In LeRobot datasets the preprocessor reads:

| Config field              | Default                     | Meaning                                       |
| ------------------------- | --------------------------- | --------------------------------------------- |
| `reward_model.image_key`  | `observation.images.top`    | Camera observation used by TOPReward          |
| `reward_model.task_key`   | `task`                      | Key in complementary data for the task string |
| `reward_model.max_frames` | `16`                        | Cap on frames per sample                      |
| `reward_model.fps`        | `2.0`                       | Metadata passed to the Qwen video processor   |
| `reward_model.vlm_name`   | `Qwen/Qwen3-VL-8B-Instruct` | Hugging Face Hub id of the underlying VLM     |

The model returns:

- `compute_reward(batch)`: one log-probability per sample. Higher = better task-video alignment. When `success_threshold` is finite, returns the binary thresholded value instead.

## Usage

### Load the reward model directly

```python
from lerobot.rewards.topreward import TOPRewardConfig, TOPRewardModel

cfg = TOPRewardConfig(
    vlm_name="Qwen/Qwen3-VL-8B-Instruct",
    device="cuda",
)
reward_model = TOPRewardModel(cfg)
```

### Use the reward factory

```python
from lerobot.rewards import make_reward_model, make_reward_model_config, make_reward_pre_post_processors

cfg = make_reward_model_config(
    "topreward",
    vlm_name="Qwen/Qwen3-VL-8B-Instruct",
    device="cuda",
    image_key="observation.images.top",
)
reward_model = make_reward_model(cfg)
preprocessor, postprocessor = make_reward_pre_post_processors(cfg)
```

The preprocessor tokenises the full prompt (video + prefix + instruction suffix), writes Qwen-VL tensors + `prompt_length` under `observation.topreward.*`. The model reads those tensors, label-masks based on `prompt_length`, and extracts the log-prob reward.

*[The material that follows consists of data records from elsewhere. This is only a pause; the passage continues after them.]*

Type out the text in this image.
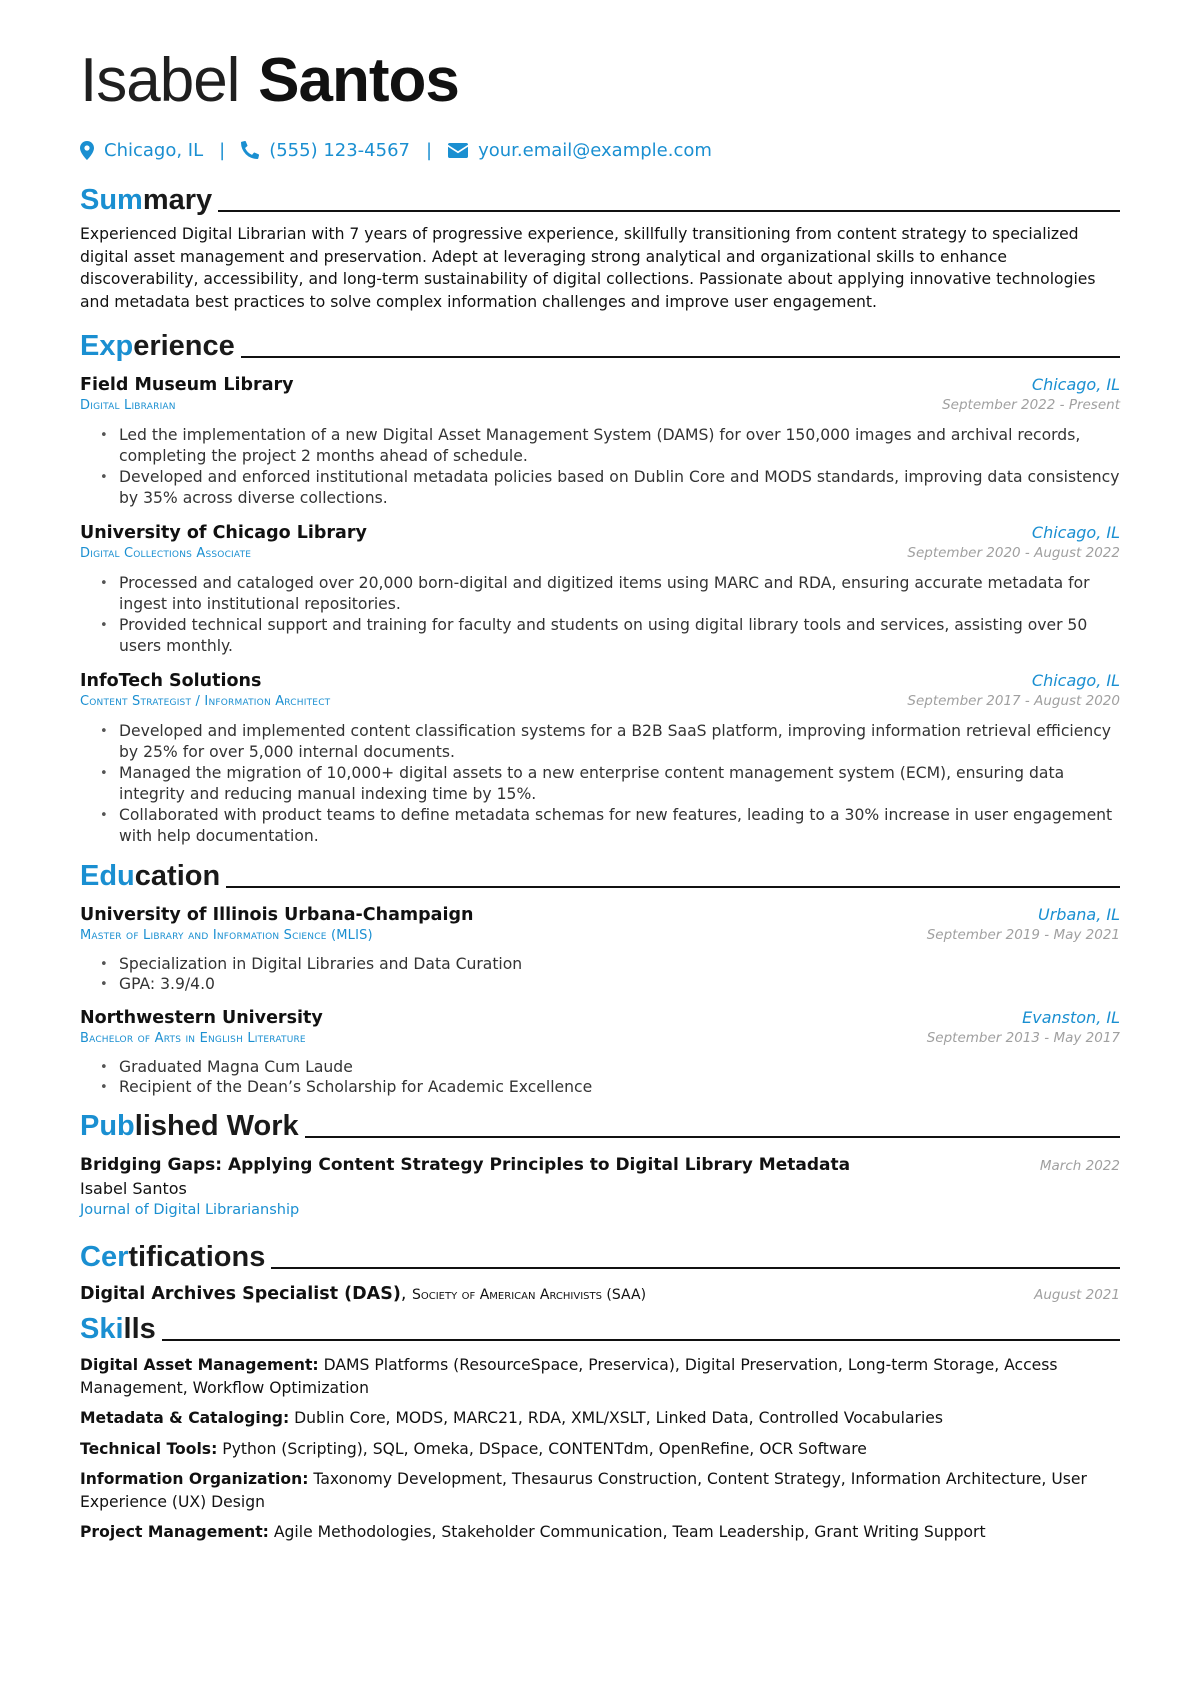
Isabel Santos
Chicago, IL | (555) 123-4567 |	your.email@example.com
Summary

Experienced Digital Librarian with 7 years of progressive experience, skillfully transitioning from content strategy to specialized digital asset management and preservation. Adept at leveraging strong analytical and organizational skills to enhance discoverability, accessibility, and long-term sustainability of digital collections. Passionate about applying innovative technologies and metadata best practices to solve complex information challenges and improve user engagement.

Experience
Field Museum Library	Chicago, IL
Digital Librarian	September 2022 - Present
• Led the implementation of a new Digital Asset Management System (DAMS) for over 150,000 images and archival records, completing the project 2 months ahead of schedule.
• Developed and enforced institutional metadata policies based on Dublin Core and MODS standards, improving data consistency by 35% across diverse collections.
University of Chicago Library	Chicago, IL
Digital Collections Associate	September 2020 - August 2022
• Processed and cataloged over 20,000 born-digital and digitized items using MARC and RDA, ensuring accurate metadata for ingest into institutional repositories.
• Provided technical support and training for faculty and students on using digital library tools and services, assisting over 50 users monthly.
InfoTech Solutions	Chicago, IL
Content Strategist / Information Architect	September 2017 - August 2020
• Developed and implemented content classification systems for a B2B SaaS platform, improving information retrieval efficiency by 25% for over 5,000 internal documents.
• Managed the migration of 10,000+ digital assets to a new enterprise content management system (ECM), ensuring data integrity and reducing manual indexing time by 15%.
• Collaborated with product teams to define metadata schemas for new features, leading to a 30% increase in user engagement with help documentation.
Education
University of Illinois Urbana-Champaign	Urbana, IL
Master of Library and Information Science (MLIS)	September 2019 - May 2021
• Specialization in Digital Libraries and Data Curation
• GPA: 3.9/4.0
Northwestern University	Evanston, IL
Bachelor of Arts in English Literature	September 2013 - May 2017
• Graduated Magna Cum Laude
• Recipient of the Dean’s Scholarship for Academic Excellence
Published Work
Bridging Gaps: Applying Content Strategy Principles to Digital Library Metadata	March 2022
Isabel Santos
Journal of Digital Librarianship
Certifications
Digital Archives Specialist (DAS), Society of American Archivists (SAA)	August 2021
Skills
Digital Asset Management: DAMS Platforms (ResourceSpace, Preservica), Digital Preservation, Long-term Storage, Access Management, Workflow Optimization
Metadata & Cataloging: Dublin Core, MODS, MARC21, RDA, XML/XSLT, Linked Data, Controlled Vocabularies
Technical Tools: Python (Scripting), SQL, Omeka, DSpace, CONTENTdm, OpenRefine, OCR Software
Information Organization: Taxonomy Development, Thesaurus Construction, Content Strategy, Information Architecture, User Experience (UX) Design
Project Management: Agile Methodologies, Stakeholder Communication, Team Leadership, Grant Writing Support
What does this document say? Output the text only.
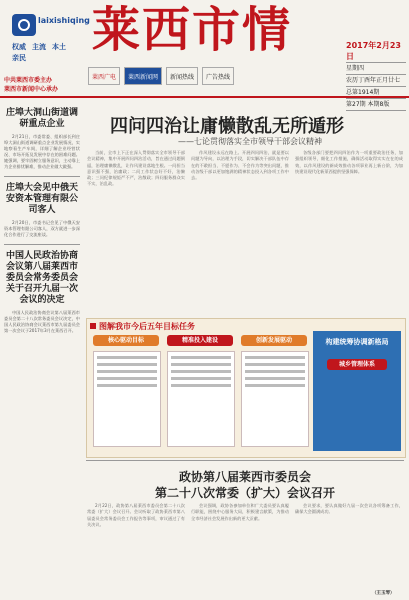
laixishiqing
权威 主流 本土
亲民
中共莱西市委主办
莱西市新闻中心承办
莱西市情	2017年2月23日
星期四
农历丁酉年正月廿七
总第1914期
第27期 本期8版
莱西广电	莱西新闻网	新闻热线	广告热线
庄埠大洞山街道调研重点企业
2月21日，市委常委、组织部长到庄埠大洞山街道调研重点企业发展情况，实地察看生产车间，详细了解企业经营状况、市场开拓及发展中存在的困难问题。她强调，要牢固树立服务意识，主动靠上为企业排忧解难，推动企业做大做强。
庄埠大会见中俄天安资本管理有限公司客人
2月20日，市委书记会见了中俄天安资本管理有限公司客人，双方就进一步深化合作进行了交流座谈。
中国人民政治协商会议第八届莱西市委员会常务委员会关于召开九届一次会议的决定
中国人民政治协商会议第八届莱西市委员会第二十八次常务委员会议决定，中国人民政治协商会议莱西市第九届委员会第一次会议于2017年3月在莱西召开。
四问四治让庸懒散乱无所遁形
——七论贯彻落实全市领导干部会议精神
当前，全市上下正在深入贯彻落实全市领导干部会议精神，集中开展四问四治活动，旨在通过问题倒逼，治理庸懒散乱，让作风建设落地生根。一问担当意识强不强，治庸政；二问工作状态好不好，治懒政；三问纪律规矩严不严，治散政；四问服务群众实不实，治乱政。
作风建设永远在路上。开展四问四治，就是要以问题为导向，以治理为手段，切实解决干部队伍中存在的不敢担当、不愿作为、不会作为等突出问题，推动各级干部以更加饱满的精神状态投入到各项工作中去。
各级各部门要把四问四治作为一项重要政治任务，加强组织领导，细化工作措施，确保活动取得实实在在的成效，以作风建设的新成效推动各项事业再上新台阶，为加快建设现代化新莱西提供坚强保障。
图解我市今后五年目标任务
核心驱动目标	精准投入建设	创新发展驱动	构建统筹协调新格局
城乡管理体系
政协第八届莱西市委员会
第二十八次常委（扩大）会议召开
2月22日，政协第八届莱西市委员会第二十八次常委（扩大）会议召开。会议听取了政协莱西市第八届委员会常务委员会工作报告等事项，审议通过了有关决议。
会议强调，政协各参加单位和广大委员要认真履行职能，围绕中心服务大局，积极建言献策，为推动全市经济社会发展作出新的更大贡献。
会议要求，要认真做好九届一次会议各项筹备工作，确保大会圆满成功。
（王玉琴）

### Offline dataset labeling

Write a `topreward_progress.parquet` for RA-BC training and overlay videos:

```bash
# Sparse-dense (15 anchors per episode, matches upstream)
uv run python -m lerobot.rewards.topreward.compute_rabc_weights \
    --dataset-repo-id lerobot/libero_10_image \
    --num-samples 15 \
    --device cuda
```

Then render the progress overlay for any episode:

```bash
uv run examples/dataset/create_progress_videos.py \
    --repo-id lerobot/libero_10_image \
    --episode 0 \
    --progress-file topreward_progress.parquet \
    --gif
```

## Configuration Notes

### Prompt knobs

The default prompt mirrors the upstream paper:

```text
prompt_prefix = "The above video shows a robot manipulation trajectory that completes the following task: "
prompt_suffix_template = "{instruction} Decide whether the above statement is True or not. The answer is: True"
```

Both are exposed on `TOPRewardConfig` for ablation. The suffix template **must** contain `{instruction}`.

### Chat template

`add_chat_template=True` wraps the full prompt (including instruction) with the tokenizer's chat template before tokenisation. Default is `False`, matching the upstream paper's main experiments.

## Limitations

- The current LeRobot port is **inference-only and zero-shot**; `forward()` is not overridden and `is_trainable` returns `False`.
- Only the **Qwen3-VL family** is supported; other upstream clients are out of scope.
- TOPReward inherits the underlying VLM's biases.

## References

- [TOPReward project page](https://topreward.github.io/webpage/)
- [TOPReward paper](https://arxiv.org/abs/2602.19313)
- [Original TOPReward code](https://github.com/TOPReward/TOPReward)
- [Qwen3-VL-8B-Instruct](https://huggingface.co/Qwen/Qwen3-VL-8B-Instruct)

## Citation

```bibtex
@article{chen2026topreward,
  title={TOPReward: Token Probabilities as Hidden Zero-Shot Rewards for Robotics},
  author={Chen, Shirui and Harrison, Cole and Lee, Ying-Chun and Yang, Angela Jin and
          Ren, Zhongzheng and Ratliff, Lillian J and Duan, Jiafei and Fox, Dieter and
          Krishna, Ranjay},
  journal={arXiv preprint arXiv:2602.19313},
  year={2026}
}
```

## License

The original TOPReward codebase is MIT-licensed. The LeRobot port follows the LeRobot Apache 2.0 license; the wrapped Qwen3-VL weights are subject to the original Qwen license.